Nevertheless, in the inexplicable universal votings and debatings of these Ages, an idea or rather a dumb presumption to the contrary has gone idly abroad, and at this day, over extensive tracts of the world, poor human beings are to be found, whose practical belief it is that if we “vote” this or that, so this or that will thenceforth be. Practically men have come to imagine that the Laws of this Universe, like the laws of constitutional countries, are decided by voting. It is an idle fancy. The Laws of this Universe, of which if the Laws of England are not an exact transcript, they should passionately study to become such, are fixed by the everlasting congruity of things, and are not fixable or changeable by voting! [Cited by Herbert Spencer in The Proper Sphere Of Government]

     Add to this the pervasive corruption of our nation’s elections, and the complete indifference displayed toward it by the American judiciary. Can anyone justly say that what we endure conduces to “the public good?”

     Happy New Year, Gentle Reader. I’ll see you in 2023.

1 comment

  1. Infant formula was recently rationed; you could only buy small quantities, WIC families had priority over cash customers, and people were forbidden to import functionally identical EU and Canadian formula, which would have significantly eased the crisis.

    In doing so, the government found a useful item for future control of the population, one that is vulnerable to such things as Social Credit Scores. I’m confident that many of the other shortages of our time are being tested to see which will cause the most disruption to the lives of ordinary citizens.

    Me? Long past need for formula, although my youngest great-grandchild’s health caused me some concern. The kids were able to stretch out the mom’s breastmilk supply; the kid is almost 1-1/2, and can manage with table food at present.

    I’m storing up the things that might be artificially made scarce; I’ve been periodically visiting the Prep Sites for tips on the likely candidates for future shortages. I’ve also stockpiled some non-negotiables (several large cans of ground coffee – yes, I do prefer fresh-ground, but we won’t be able to count on reliable electricity, and I wouldn’t want to waste it indulging my habits.

    I spent the money acquiring a French Press coffee maker – no power needed, other than to heat the water.

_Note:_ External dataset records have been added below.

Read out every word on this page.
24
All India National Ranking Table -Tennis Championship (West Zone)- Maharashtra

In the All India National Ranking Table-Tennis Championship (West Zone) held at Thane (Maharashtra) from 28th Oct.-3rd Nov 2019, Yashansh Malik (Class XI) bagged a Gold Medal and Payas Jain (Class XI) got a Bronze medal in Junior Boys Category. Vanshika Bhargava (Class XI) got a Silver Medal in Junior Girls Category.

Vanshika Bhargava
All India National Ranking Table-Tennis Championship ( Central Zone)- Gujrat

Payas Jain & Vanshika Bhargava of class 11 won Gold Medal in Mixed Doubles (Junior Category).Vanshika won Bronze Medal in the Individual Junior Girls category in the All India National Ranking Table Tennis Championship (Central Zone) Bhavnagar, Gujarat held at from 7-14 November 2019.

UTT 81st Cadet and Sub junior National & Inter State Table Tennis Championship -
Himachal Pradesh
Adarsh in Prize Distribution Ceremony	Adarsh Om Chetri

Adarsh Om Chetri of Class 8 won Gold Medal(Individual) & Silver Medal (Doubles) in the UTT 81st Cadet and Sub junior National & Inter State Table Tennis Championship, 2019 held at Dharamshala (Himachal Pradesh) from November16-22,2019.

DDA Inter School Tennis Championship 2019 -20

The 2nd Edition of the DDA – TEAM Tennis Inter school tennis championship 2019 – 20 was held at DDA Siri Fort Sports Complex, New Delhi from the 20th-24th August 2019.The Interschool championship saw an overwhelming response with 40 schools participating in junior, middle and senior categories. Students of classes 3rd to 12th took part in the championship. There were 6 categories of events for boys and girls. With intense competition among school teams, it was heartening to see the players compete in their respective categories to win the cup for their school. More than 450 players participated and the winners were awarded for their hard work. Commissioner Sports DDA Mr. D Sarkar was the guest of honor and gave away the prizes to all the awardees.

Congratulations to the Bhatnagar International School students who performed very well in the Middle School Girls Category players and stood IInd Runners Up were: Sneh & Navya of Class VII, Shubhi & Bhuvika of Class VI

That, with powdered creamer (uch!) and stored sweeteners (cane sugar, but also saccharin), will work to restore my morning wake-up and reduce the likelihood of anyone dying at my hands.

    We also spent an un-Godly amount of money on home improvement – gutters, insulation (that last worked a treat – I spent the rest of the day walking around, and there’s not a draft to be found). I’m stocked with some basic gardening equipment, and will be buying several LED full-spectrum lighting systems to extend the growing season.